My abstract book defines inverses (units) as solutions to the equation $ax=1$ then stipulates in the definition that $xa=1=ax$, even in non-commutative rings. But I'm having trouble understanding why this would be true in the generic case.
Can someone help me understand?
Book is "Abstract Algebra : An Introduction – Third Edition" By Thomas W. Hungerford. ISBN-13: 978-1-111-56962-4 (Chapter 3.2)
Edit:
Ok, I think I got it. Left inverses are not necessarily also right inverses.

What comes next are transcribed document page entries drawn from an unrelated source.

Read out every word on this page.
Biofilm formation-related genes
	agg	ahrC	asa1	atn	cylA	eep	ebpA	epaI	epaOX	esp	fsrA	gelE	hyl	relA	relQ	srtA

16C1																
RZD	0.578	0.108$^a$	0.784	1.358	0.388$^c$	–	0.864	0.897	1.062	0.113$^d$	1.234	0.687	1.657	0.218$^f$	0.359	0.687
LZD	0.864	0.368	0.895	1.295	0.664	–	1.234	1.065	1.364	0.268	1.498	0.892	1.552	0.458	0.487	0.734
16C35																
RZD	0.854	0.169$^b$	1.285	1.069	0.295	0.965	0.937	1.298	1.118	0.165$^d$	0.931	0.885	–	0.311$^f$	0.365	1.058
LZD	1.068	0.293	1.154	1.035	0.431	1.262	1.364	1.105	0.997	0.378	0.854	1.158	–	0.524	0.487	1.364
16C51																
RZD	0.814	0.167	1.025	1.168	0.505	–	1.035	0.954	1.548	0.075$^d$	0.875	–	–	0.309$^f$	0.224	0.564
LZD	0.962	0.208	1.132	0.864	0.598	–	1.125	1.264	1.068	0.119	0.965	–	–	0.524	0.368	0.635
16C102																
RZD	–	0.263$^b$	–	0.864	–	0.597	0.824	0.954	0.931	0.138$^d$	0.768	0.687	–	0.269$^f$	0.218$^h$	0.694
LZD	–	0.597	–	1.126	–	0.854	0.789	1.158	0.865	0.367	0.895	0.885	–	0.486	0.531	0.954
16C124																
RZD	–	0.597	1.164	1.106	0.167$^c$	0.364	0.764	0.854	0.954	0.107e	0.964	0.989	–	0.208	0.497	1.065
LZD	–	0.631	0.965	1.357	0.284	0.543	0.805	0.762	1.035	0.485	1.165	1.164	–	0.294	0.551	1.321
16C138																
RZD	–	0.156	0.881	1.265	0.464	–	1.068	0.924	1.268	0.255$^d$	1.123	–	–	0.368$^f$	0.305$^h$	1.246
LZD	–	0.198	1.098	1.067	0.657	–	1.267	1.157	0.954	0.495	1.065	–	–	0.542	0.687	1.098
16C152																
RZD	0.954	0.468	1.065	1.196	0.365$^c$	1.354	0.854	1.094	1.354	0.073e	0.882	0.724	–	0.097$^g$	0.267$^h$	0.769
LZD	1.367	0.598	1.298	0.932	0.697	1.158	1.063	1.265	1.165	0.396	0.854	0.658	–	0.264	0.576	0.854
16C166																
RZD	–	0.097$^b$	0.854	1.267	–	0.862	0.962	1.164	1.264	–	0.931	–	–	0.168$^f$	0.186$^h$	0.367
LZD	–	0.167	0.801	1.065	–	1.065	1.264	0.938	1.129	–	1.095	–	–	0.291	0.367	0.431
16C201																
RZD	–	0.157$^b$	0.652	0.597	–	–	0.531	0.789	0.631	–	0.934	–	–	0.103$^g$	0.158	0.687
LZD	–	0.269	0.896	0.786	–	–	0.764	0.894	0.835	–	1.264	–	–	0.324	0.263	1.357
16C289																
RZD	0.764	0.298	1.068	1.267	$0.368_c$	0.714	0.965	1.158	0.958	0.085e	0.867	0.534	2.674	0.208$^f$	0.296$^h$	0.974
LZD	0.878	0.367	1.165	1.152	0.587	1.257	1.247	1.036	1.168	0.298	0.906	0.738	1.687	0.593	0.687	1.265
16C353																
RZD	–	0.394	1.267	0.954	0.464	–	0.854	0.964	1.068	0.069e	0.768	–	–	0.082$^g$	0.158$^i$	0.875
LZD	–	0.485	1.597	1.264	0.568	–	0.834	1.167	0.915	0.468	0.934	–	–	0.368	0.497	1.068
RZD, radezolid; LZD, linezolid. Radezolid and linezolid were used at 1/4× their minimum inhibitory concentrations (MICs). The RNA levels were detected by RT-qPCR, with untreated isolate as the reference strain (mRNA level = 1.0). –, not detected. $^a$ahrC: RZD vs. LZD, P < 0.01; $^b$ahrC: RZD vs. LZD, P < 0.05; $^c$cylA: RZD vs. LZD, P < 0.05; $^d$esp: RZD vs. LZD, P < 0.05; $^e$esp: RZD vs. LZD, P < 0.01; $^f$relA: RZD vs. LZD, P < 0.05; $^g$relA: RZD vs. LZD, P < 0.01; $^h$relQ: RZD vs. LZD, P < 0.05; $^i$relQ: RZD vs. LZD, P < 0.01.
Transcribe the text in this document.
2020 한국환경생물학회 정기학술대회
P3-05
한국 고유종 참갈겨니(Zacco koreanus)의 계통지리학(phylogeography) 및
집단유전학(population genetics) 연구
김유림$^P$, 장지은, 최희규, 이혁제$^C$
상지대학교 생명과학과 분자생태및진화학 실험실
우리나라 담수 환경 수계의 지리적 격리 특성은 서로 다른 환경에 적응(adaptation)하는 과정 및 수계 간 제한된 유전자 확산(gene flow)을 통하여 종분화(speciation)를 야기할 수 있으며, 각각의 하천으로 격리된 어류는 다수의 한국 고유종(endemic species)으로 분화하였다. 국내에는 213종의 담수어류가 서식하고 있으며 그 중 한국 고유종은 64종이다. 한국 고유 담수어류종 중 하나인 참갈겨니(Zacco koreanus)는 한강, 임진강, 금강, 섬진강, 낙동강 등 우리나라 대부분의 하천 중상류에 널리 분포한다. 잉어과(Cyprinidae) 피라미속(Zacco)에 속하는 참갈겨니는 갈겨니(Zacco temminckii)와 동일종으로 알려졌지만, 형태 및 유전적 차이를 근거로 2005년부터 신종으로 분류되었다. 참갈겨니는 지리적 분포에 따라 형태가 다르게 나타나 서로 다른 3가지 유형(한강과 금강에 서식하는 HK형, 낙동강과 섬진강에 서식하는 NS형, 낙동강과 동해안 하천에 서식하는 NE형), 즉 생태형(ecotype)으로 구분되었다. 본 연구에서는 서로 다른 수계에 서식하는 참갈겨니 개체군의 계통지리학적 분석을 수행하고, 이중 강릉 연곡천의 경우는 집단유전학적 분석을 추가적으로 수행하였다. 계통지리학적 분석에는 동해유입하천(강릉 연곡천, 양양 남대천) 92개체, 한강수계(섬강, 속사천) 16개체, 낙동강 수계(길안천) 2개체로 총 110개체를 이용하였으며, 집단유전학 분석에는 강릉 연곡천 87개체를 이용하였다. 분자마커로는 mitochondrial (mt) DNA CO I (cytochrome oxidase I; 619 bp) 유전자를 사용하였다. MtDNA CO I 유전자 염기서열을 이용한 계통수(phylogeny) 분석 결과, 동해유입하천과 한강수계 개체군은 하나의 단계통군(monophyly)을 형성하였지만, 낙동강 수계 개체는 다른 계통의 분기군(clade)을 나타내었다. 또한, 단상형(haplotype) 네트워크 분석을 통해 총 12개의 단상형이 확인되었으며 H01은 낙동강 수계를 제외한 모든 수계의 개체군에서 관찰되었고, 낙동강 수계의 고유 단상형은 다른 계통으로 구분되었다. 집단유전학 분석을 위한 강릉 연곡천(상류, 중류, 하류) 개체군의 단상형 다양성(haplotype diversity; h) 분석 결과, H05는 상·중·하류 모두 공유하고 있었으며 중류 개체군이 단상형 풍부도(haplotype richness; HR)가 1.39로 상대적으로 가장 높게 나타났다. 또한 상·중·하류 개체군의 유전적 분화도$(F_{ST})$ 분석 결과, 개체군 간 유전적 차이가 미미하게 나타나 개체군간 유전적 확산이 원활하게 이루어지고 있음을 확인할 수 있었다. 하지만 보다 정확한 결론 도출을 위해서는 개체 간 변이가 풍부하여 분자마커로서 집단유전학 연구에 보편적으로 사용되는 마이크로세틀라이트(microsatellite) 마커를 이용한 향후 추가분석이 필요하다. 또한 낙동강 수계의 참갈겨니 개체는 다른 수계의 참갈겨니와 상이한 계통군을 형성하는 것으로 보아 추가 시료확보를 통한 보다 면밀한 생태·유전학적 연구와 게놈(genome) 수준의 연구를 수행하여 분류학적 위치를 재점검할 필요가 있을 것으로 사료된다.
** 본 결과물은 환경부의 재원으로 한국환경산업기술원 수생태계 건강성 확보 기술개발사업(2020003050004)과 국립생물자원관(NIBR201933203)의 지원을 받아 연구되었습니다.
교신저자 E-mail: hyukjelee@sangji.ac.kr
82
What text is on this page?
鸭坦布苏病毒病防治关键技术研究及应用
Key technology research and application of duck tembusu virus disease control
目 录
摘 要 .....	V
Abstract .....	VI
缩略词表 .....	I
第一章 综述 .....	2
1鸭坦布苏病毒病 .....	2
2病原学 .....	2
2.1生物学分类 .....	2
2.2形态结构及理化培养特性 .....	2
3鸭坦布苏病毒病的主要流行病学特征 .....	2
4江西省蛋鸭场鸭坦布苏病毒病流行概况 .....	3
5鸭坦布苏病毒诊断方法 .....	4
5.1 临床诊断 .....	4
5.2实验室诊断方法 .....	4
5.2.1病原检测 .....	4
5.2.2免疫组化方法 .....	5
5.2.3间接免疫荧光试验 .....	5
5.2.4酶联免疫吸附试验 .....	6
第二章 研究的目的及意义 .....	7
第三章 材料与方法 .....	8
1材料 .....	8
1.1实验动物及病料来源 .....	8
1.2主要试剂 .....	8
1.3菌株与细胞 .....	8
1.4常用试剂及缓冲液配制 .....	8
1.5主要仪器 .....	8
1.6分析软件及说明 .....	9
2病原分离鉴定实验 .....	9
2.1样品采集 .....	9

However, if an element has a left inverse and a right inverse, then those inverses are equal:
$$ lx = 1 \\ xr = 1\\ lxr = r \\ lxr = l \\ r = l $$
Source:http://www.reddit.com/r/math/comments/1pdeyf/why_do_multiplicative_inverses_commute_even_in/cd17pcb
Also, I assumed that 'unit' was synonymous with 'has a multiplicative inverse'. It is not; a 'unit' is an element that has both a left and right inverse, not just an inverse in general.
Best Answer
No, I have the book in front of me and he defines units as elements that have both a left and a right inverse, so $a$ is a unit if there exist elements $x$ and $y$ in $R$ such that $ax=ya=1$. Note $x$ need not equal $y$.
In his very next Remark he then proves that in this situation $x=y$, as a theorem, not as part of the definition.
Edit: Now you are editing your question and filling it with even more confusion. You might try a book with more examples, such as Dummit & Foote.